# pH 10 to pH9 NaOH dilution

I have a pH 10 NaOH solution. I need to bring down the pH to 9. So I used the $C_1V_1 = C_2V_2$ approach.

$C_1 = \mathrm{0.0001~mol/L}$

$V1$ is the necessary amount to produce 10 L of pH9

$C_2 = \mathrm{0.00001~mol/L}$

$V_2 = \mathrm{10~L}$

\begin{align} C_1V_1 &= C_2V_2\\ 0.0001~\mathrm{mol/L}\cdot V_1 &= 0.00001~\mathrm{mol/L}\cdot 10\mathrm{L}\\ V_1 &= \frac{(0.00001)(10)}{(0.0001)}\\ V_1 &= 1\mathrm{L}\\ \end{align}

I Applied this calculation in reality and used a pH probe and got a pH of 6.5. I think the drop is too sudden in this type of titration. What should I do?
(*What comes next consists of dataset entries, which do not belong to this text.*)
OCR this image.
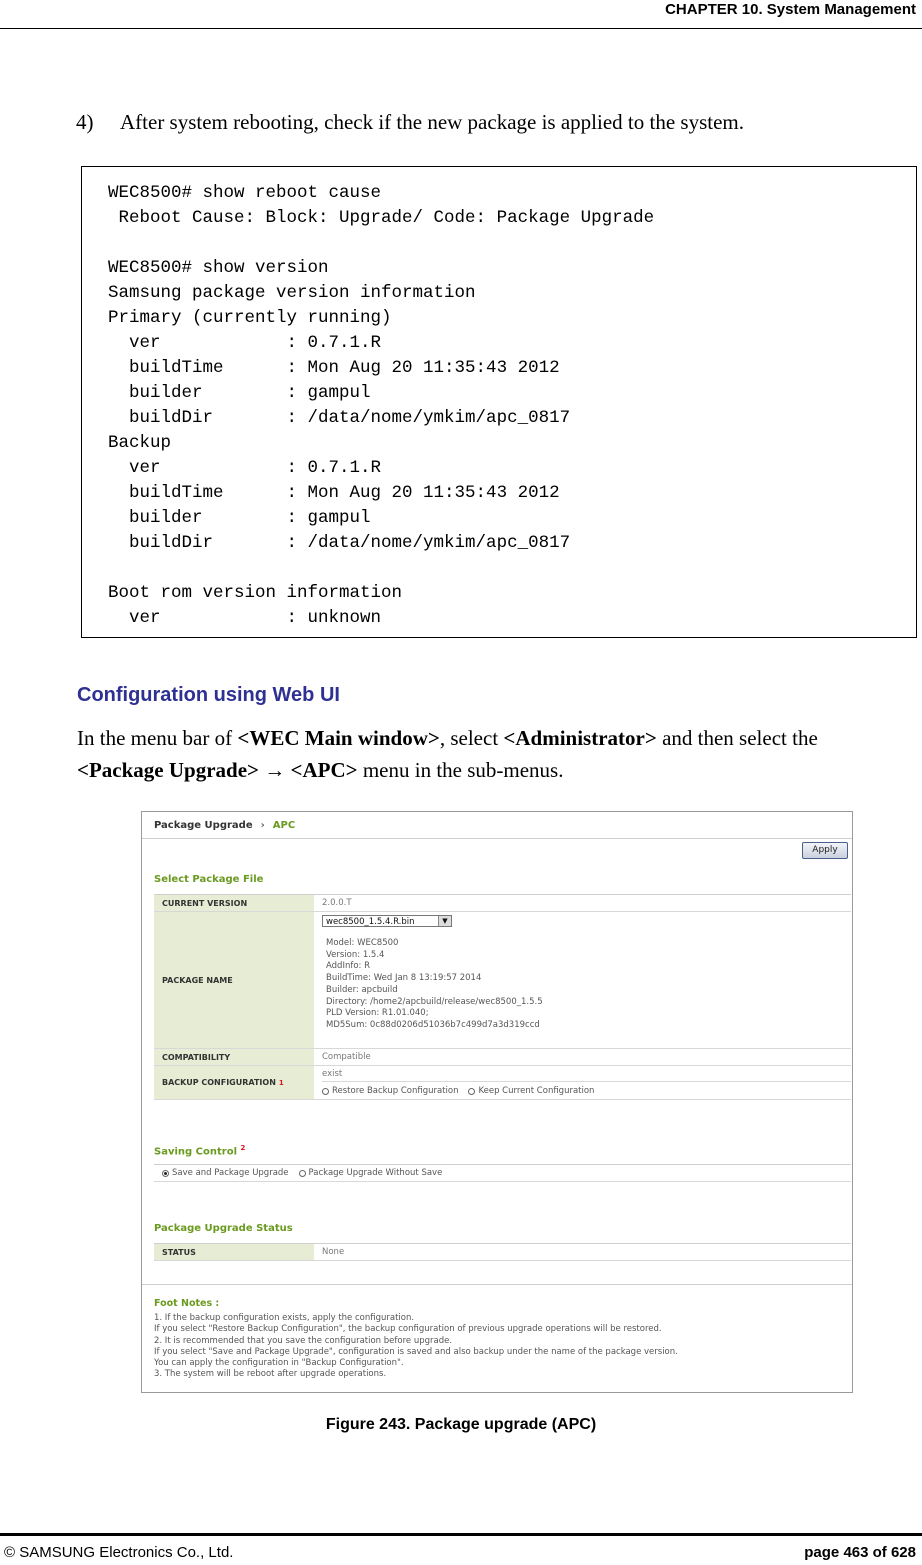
CHAPTER 10. System Management
4) After system rebooting, check if the new package is applied to the system.
WEC8500# show reboot cause
Reboot Cause: Block: Upgrade/ Code: Package Upgrade

WEC8500# show version
Samsung package version information
Primary (currently running)
ver            : 0.7.1.R
buildTime      : Mon Aug 20 11:35:43 2012
builder        : gampul
buildDir       : /data/nome/ymkim/apc_0817
Backup
ver            : 0.7.1.R
buildTime      : Mon Aug 20 11:35:43 2012
builder        : gampul
buildDir       : /data/nome/ymkim/apc_0817

Boot rom version information
ver            : unknown
Configuration using Web UI
In the menu bar of <WEC Main window>, select <Administrator> and then select the <Package Upgrade> → <APC> menu in the sub-menus.
Package Upgrade › APC
Apply
Select Package File
CURRENT VERSION	2.0.0.T
PACKAGE NAME
wec8500_1.5.4.R.bin	▼
Model: WEC8500
Version: 1.5.4
AddInfo: R
BuildTime: Wed Jan 8 13:19:57 2014
Builder: apcbuild
Directory: /home2/apcbuild/release/wec8500_1.5.5
PLD Version: R1.01.040;
MD5Sum: 0c88d0206d51036b7c499d7a3d319ccd
COMPATIBILITY	Compatible
BACKUP CONFIGURATION 1
exist
Restore Backup Configuration Keep Current Configuration
Saving Control $^2$
Save and Package Upgrade Package Upgrade Without Save
Package Upgrade Status
STATUS	None
Foot Notes :
1. If the backup configuration exists, apply the configuration.
If you select "Restore Backup Configuration", the backup configuration of previous upgrade operations will be restored.
2. It is recommended that you save the configuration before upgrade.
If you select "Save and Package Upgrade", configuration is saved and also backup under the name of the package version.
You can apply the configuration in "Backup Configuration".
3. The system will be reboot after upgrade operations.
Figure 243. Package upgrade (APC)
© SAMSUNG Electronics Co., Ltd.	page 463 of 628
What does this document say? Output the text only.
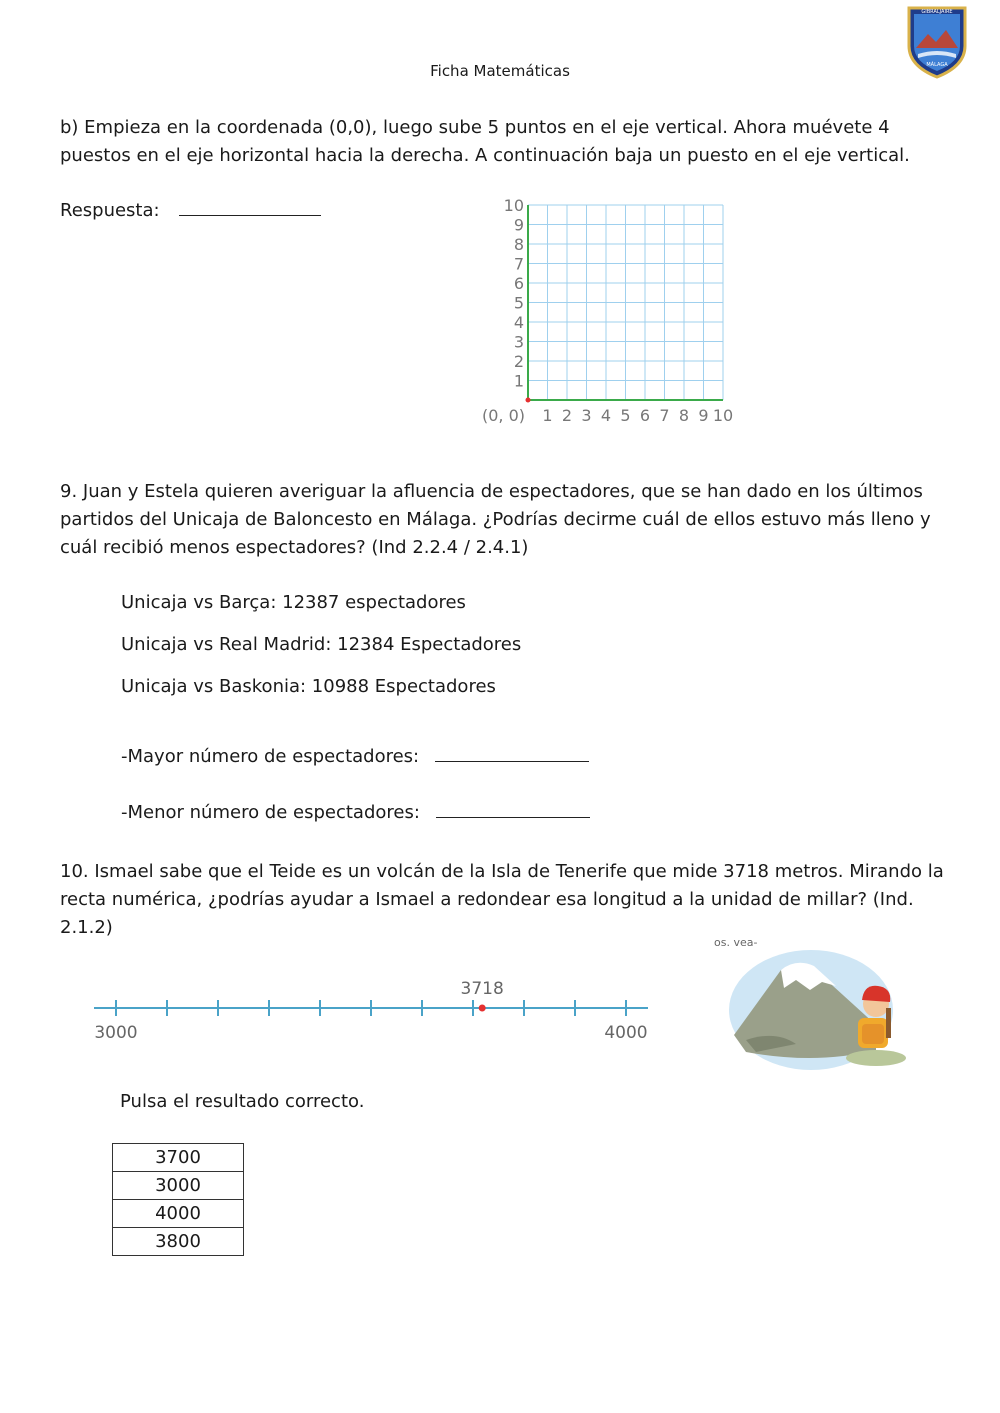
Ficha Matemáticas
GIBRALJAIRE
MÁLAGA
b) Empieza en la coordenada (0,0), luego sube 5 puntos en el eje vertical. Ahora muévete 4 puestos en el eje horizontal hacia la derecha. A continuación baja un puesto en el eje vertical.
Respuesta:
1
2
3
4
5
6
7
8
9
10
1 2 3 4 5 6 7 8 9 10
(0, 0)
9. Juan y Estela quieren averiguar la afluencia de espectadores, que se han dado en los últimos partidos del Unicaja de Baloncesto en Málaga. ¿Podrías decirme cuál de ellos estuvo más lleno y cuál recibió menos espectadores? (Ind 2.2.4 / 2.4.1)
Unicaja vs Barça: 12387 espectadores
Unicaja vs Real Madrid: 12384 Espectadores
Unicaja vs Baskonia: 10988 Espectadores
-Mayor número de espectadores:
-Menor número de espectadores:
10. Ismael sabe que el Teide es un volcán de la Isla de Tenerife que mide 3718 metros. Mirando la recta numérica, ¿podrías ayudar a Ismael a redondear esa longitud a la unidad de millar? (Ind. 2.1.2)
3000	4000
3718
os. vea-
Pulsa el resultado correcto.
3700
3000
4000
3800
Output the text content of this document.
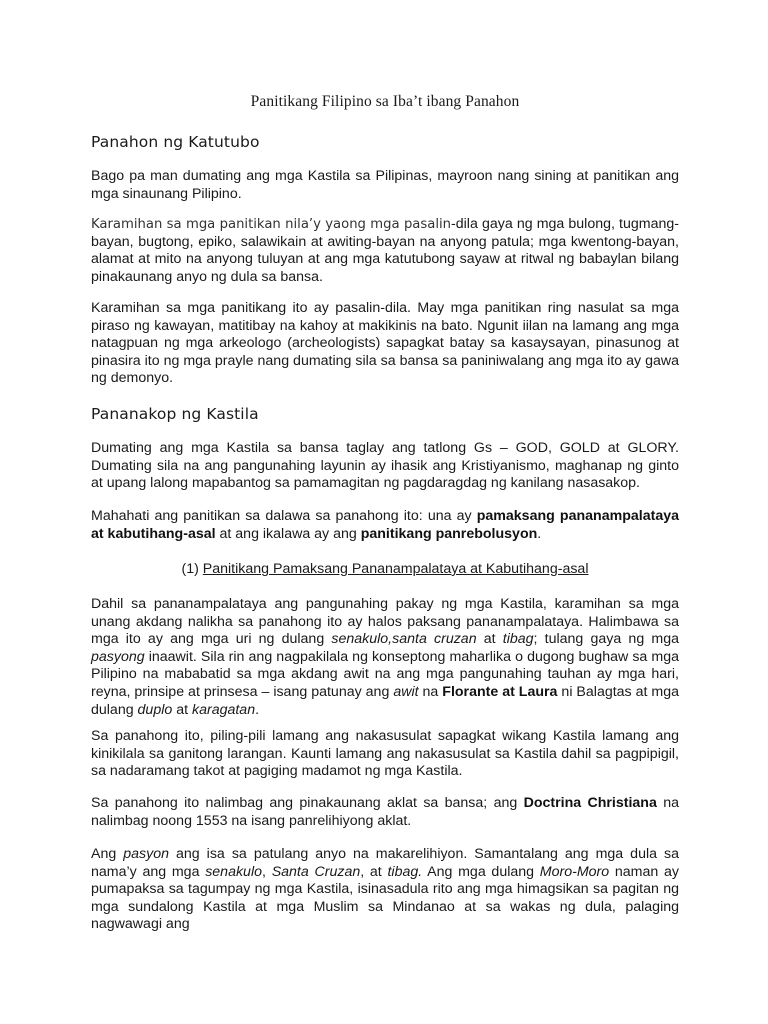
Panitikang Filipino sa Iba’t ibang Panahon
Panahon ng Katutubo

Bago pa man dumating ang mga Kastila sa Pilipinas, mayroon nang sining at panitikan ang mga sinaunang Pilipino.

Karamihan sa mga panitikan nila’y yaong mga pasalin-dila gaya ng mga bulong, tugmang-bayan, bugtong, epiko, salawikain at awiting-bayan na anyong patula; mga kwentong-bayan, alamat at mito na anyong tuluyan at ang mga katutubong sayaw at ritwal ng babaylan bilang pinakaunang anyo ng dula sa bansa.

Karamihan sa mga panitikang ito ay pasalin-dila. May mga panitikan ring nasulat sa mga piraso ng kawayan, matitibay na kahoy at makikinis na bato. Ngunit iilan na lamang ang mga natagpuan ng mga arkeologo (archeologists) sapagkat batay sa kasaysayan, pinasunog at pinasira ito ng mga prayle nang dumating sila sa bansa sa paniniwalang ang mga ito ay gawa ng demonyo.

Pananakop ng Kastila

Dumating ang mga Kastila sa bansa taglay ang tatlong Gs – GOD, GOLD at GLORY. Dumating sila na ang pangunahing layunin ay ihasik ang Kristiyanismo, maghanap ng ginto at upang lalong mapabantog sa pamamagitan ng pagdaragdag ng kanilang nasasakop.

Mahahati ang panitikan sa dalawa sa panahong ito: una ay pamaksang pananampalataya at kabutihang-asal at ang ikalawa ay ang panitikang panrebolusyon.

(1) Panitikang Pamaksang Pananampalataya at Kabutihang-asal

Dahil sa pananampalataya ang pangunahing pakay ng mga Kastila, karamihan sa mga unang akdang nalikha sa panahong ito ay halos paksang pananampalataya. Halimbawa sa mga ito ay ang mga uri ng dulang senakulo,santa cruzan at tibag; tulang gaya ng mga pasyong inaawit. Sila rin ang nagpakilala ng konseptong maharlika o dugong bughaw sa mga Pilipino na mababatid sa mga akdang awit na ang mga pangunahing tauhan ay mga hari, reyna, prinsipe at prinsesa – isang patunay ang awit na Florante at Laura ni Balagtas at mga dulang duplo at karagatan.

Sa panahong ito, piling-pili lamang ang nakasusulat sapagkat wikang Kastila lamang ang kinikilala sa ganitong larangan. Kaunti lamang ang nakasusulat sa Kastila dahil sa pagpipigil, sa nadaramang takot at pagiging madamot ng mga Kastila.

Sa panahong ito nalimbag ang pinakaunang aklat sa bansa; ang Doctrina Christiana na nalimbag noong 1553 na isang panrelihiyong aklat.

Ang pasyon ang isa sa patulang anyo na makarelihiyon. Samantalang ang mga dula sa nama’y ang mga senakulo, Santa Cruzan, at tibag. Ang mga dulang Moro-Moro naman ay pumapaksa sa tagumpay ng mga Kastila, isinasadula rito ang mga himagsikan sa pagitan ng mga sundalong Kastila at mga Muslim sa Mindanao at sa wakas ng dula, palaging nagwawagi ang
• Double check the pH meter calibration. It is impossible to dilute NaOH and get an acidic solution. – MaxW Feb 3 '16 at 22:13
• And who says water is neutral? There's always some CO2 in it, unless it wouldn't have any contact with air. – Mithoron Feb 3 '16 at 22:28
• When you dilute anything down to homeopathic concentrations like 0.00001, expect all kinds of weird effects. Any impurity ($\ce{CO2}$ from air, like Mithoron said) could suddenly become more abundant than your compound. – Ivan Neretin Feb 4 '16 at 5:49
• Even with distilled water? What would be a new approach I should take? My problem is I need to make a pH10 solution which I need to creata pH9, pH8 and pH7 from the pH10 solution . – user25260 Feb 4 '16 at 13:08
• Yes, even with distilled water. The distilled water condenses out of the air, and voila! Carbon dioxide! – Oscar Lanzi May 25 '16 at 2:16

Generally, you don't make pH of $7\pm2$ by dilution alone. The required dilution is so great that it would leave very little of your compound, and then any tiny impurity would affect the result greatly. Think of a droplet on the pH meter probe left from the previous measurement. Distilled water does not help much. All the same, it contains $\ce{CO2}$ from the air, so its pH is usually about 5.5, not 7 as one might expect.